O pai da advogada acusada de racismo foi flagrado fazendo gestos de macaco em um bar de Santiago del Estero. O vídeo, divulgado pelo canal "Info del Estero", reacendeu a polêmica que envolve Agostina Páez, ré em processo de racismo no Rio de Janeiro.
Agostina Páez, 32 anos, está no centro de um julgamento que já dura dois meses. A promotoria brasileira a acusa de insultos raciais contra um funcionário de estabelecimento argentino, enquanto ela nega a intenção deliberada.
As imagens mostram Mariano Páez, empresário e pai da ré, imitando um macaco e emitindo sons de animal. Segundo testemunhas, o gesto surgiu após discussão sobre a conta do bar, mas o contexto exato ainda gera dúvidas.
O que dizem as autoridades argentinas?
Mariano Páez afirmou que o vídeo foi manipulado com inteligência artificial. Em entrevista ao jornal "La Nación", o empresário alegou que as gravações não correspondem à realidade.
Agostina, por sua vez, confirmou a veracidade das imagens e repudiou o comportamento do pai. Em nota nas redes, a advogada destacou que "não reconheço nem justifico" tais atitudes.
O Ministério Público do Rio de Janeiro (MPRJ) reforçou que o racismo é crime grave no Brasil. A turista argentina já teve o passaporte apreendido e cumpre tornozeleira eletrônica desde janeiro.
Como a justiça brasileira tem tratado o caso?
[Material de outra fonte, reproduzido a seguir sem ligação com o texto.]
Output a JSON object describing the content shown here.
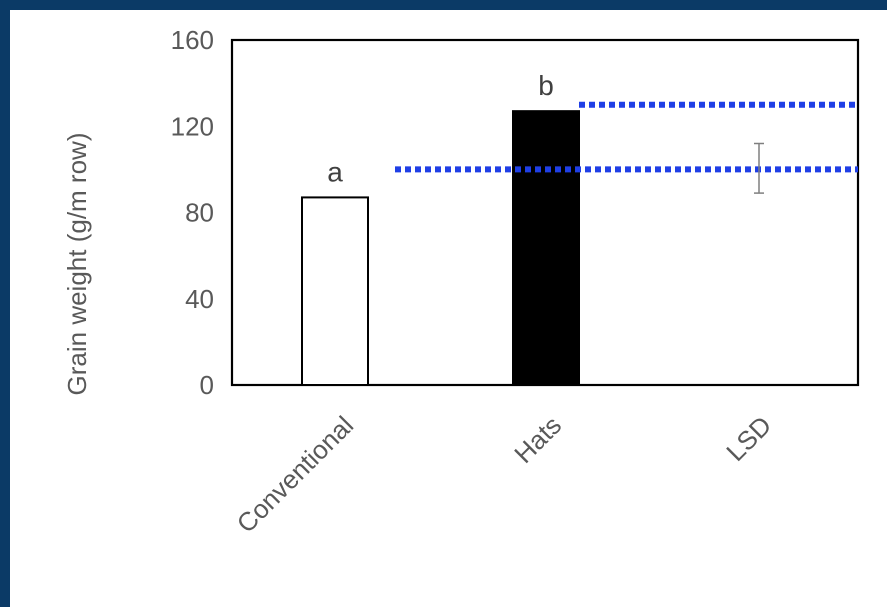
{
  "colors": {
    "frame": "#0b3a66",
    "background": "#ffffff",
    "bar_conventional_fill": "#ffffff",
    "bar_hats_fill": "#000000",
    "bar_stroke": "#000000",
    "reference_line": "#1f3fe6",
    "error_bar": "#7f7f7f",
    "text": "#595959"
  },
  "chart_data": {
    "type": "bar",
    "title": "",
    "xlabel": "",
    "ylabel": "Grain weight (g/m row)",
    "ylim": [
      0,
      160
    ],
    "yticks": [
      "0",
      "40",
      "80",
      "120",
      "160"
    ],
    "categories": [
      "Conventional",
      "Hats",
      "LSD"
    ],
    "values": [
      87,
      127,
      null
    ],
    "significance_letters": [
      "a",
      "b",
      ""
    ],
    "reference_lines": [
      {
        "value": 100,
        "from_category": "Conventional",
        "to_category": "LSD",
        "style": "dotted"
      },
      {
        "value": 130,
        "from_category": "Hats",
        "to_category": "LSD",
        "style": "dotted"
      }
    ],
    "lsd_error_bar": {
      "center": 100,
      "low": 89,
      "high": 112
    },
    "grid": false,
    "legend": "none"
  }
}
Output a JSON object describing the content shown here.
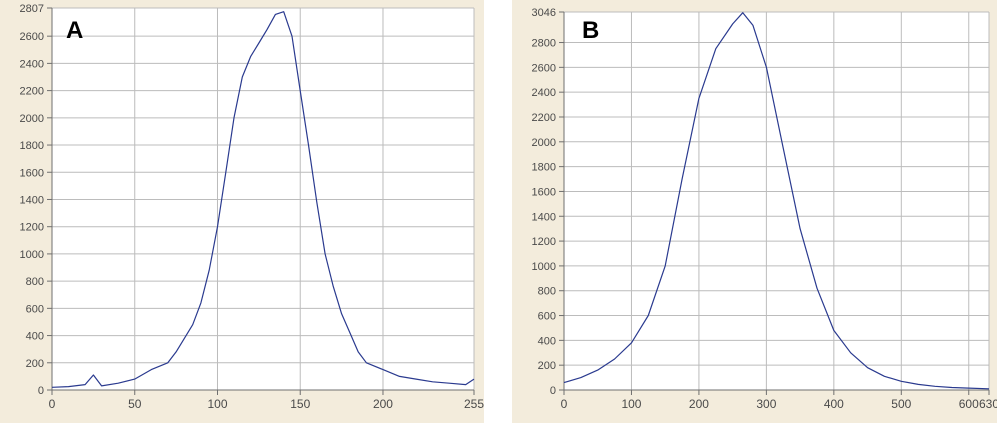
{
  "colors": {
    "panel_background": "#f3ecdc",
    "plot_background": "#ffffff",
    "grid": "#bcbcbc",
    "axis": "#6f6f6f",
    "tick_label": "#4a4a4a",
    "series": "#2a3a8f"
  },
  "chart_data": [
    {
      "type": "line",
      "panel_label": "A",
      "title": "",
      "xlabel": "",
      "ylabel": "",
      "xlim": [
        0,
        255
      ],
      "ylim": [
        0,
        2807
      ],
      "grid": true,
      "x_ticks": [
        0,
        50,
        100,
        150,
        200,
        255
      ],
      "x_tick_labels": [
        "0",
        "50",
        "100",
        "150",
        "200",
        "255"
      ],
      "y_ticks": [
        0,
        200,
        400,
        600,
        800,
        1000,
        1200,
        1400,
        1600,
        1800,
        2000,
        2200,
        2400,
        2600,
        2807
      ],
      "y_tick_labels": [
        "0",
        "200",
        "400",
        "600",
        "800",
        "1000",
        "1200",
        "1400",
        "1600",
        "1800",
        "2000",
        "2200",
        "2400",
        "2600",
        "2807"
      ],
      "series": [
        {
          "x": [
            0,
            10,
            20,
            25,
            30,
            40,
            50,
            60,
            70,
            75,
            80,
            85,
            90,
            95,
            100,
            105,
            110,
            115,
            120,
            125,
            130,
            135,
            140,
            145,
            150,
            155,
            160,
            165,
            170,
            175,
            180,
            185,
            190,
            200,
            210,
            220,
            230,
            240,
            250,
            255
          ],
          "y": [
            20,
            25,
            40,
            110,
            30,
            50,
            80,
            150,
            200,
            280,
            380,
            480,
            640,
            880,
            1200,
            1600,
            2000,
            2300,
            2450,
            2550,
            2650,
            2760,
            2780,
            2600,
            2200,
            1800,
            1380,
            1000,
            760,
            560,
            420,
            280,
            200,
            150,
            100,
            80,
            60,
            50,
            40,
            80
          ]
        }
      ]
    },
    {
      "type": "line",
      "panel_label": "B",
      "title": "",
      "xlabel": "",
      "ylabel": "",
      "xlim": [
        0,
        630
      ],
      "ylim": [
        0,
        3046
      ],
      "grid": true,
      "x_ticks": [
        0,
        100,
        200,
        300,
        400,
        500,
        600,
        630
      ],
      "x_tick_labels": [
        "0",
        "100",
        "200",
        "300",
        "400",
        "500",
        "600",
        "630"
      ],
      "y_ticks": [
        0,
        200,
        400,
        600,
        800,
        1000,
        1200,
        1400,
        1600,
        1800,
        2000,
        2200,
        2400,
        2600,
        2800,
        3046
      ],
      "y_tick_labels": [
        "0",
        "200",
        "400",
        "600",
        "800",
        "1000",
        "1200",
        "1400",
        "1600",
        "1800",
        "2000",
        "2200",
        "2400",
        "2600",
        "2800",
        "3046"
      ],
      "series": [
        {
          "x": [
            0,
            25,
            50,
            75,
            100,
            125,
            150,
            175,
            200,
            225,
            250,
            265,
            280,
            300,
            325,
            350,
            375,
            400,
            425,
            450,
            475,
            500,
            525,
            550,
            575,
            600,
            630
          ],
          "y": [
            60,
            100,
            160,
            250,
            380,
            600,
            1000,
            1700,
            2350,
            2750,
            2950,
            3040,
            2940,
            2600,
            1950,
            1300,
            820,
            480,
            300,
            180,
            110,
            70,
            45,
            30,
            20,
            15,
            10
          ]
        }
      ]
    }
  ]
}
O TJRJ concedeu habeas corpus permitindo a saída da Argentina mediante caução de R$ 97 mil. A medida foi tomada após pedido da defesa, mas a investigação permanece em curso.
- 05/04/2026 – Vídeo divulgado por "Info del Estero".
- 25/03/2026 – MPRJ mantém medidas cautelares contra a turista.
- 15/03/2026 – Habeas corpus concedido pelo TJRJ.
- 02/03/2026 – Primeira denúncia formal de racismo apresentada.
Especialistas apontam que o caso evidencia o racismo estrutural presente em ambientes de serviço. Advogados de direitos humanos alertam para a necessidade de políticas mais rígidas contra discriminação.
Qual o desfecho esperado?
As autoridades argentinas abriram investigação paralela sobre a suposta manipulação de imagens. Enquanto isso, a polícia de Santiago del Estero procura identificar quem gravou a cena.
Se comprovada a autenticidade, Mariano Páez pode enfrentar processos civis por difamação e danos morais. A repercussão nas redes sociais já gerou boicotes a negócios da família.
O incidente pode afetar a imagem turística da Argentina perante o Brasil. Agências de viagem relataram aumento de reclamações de viajantes sobre tratamento discriminatório.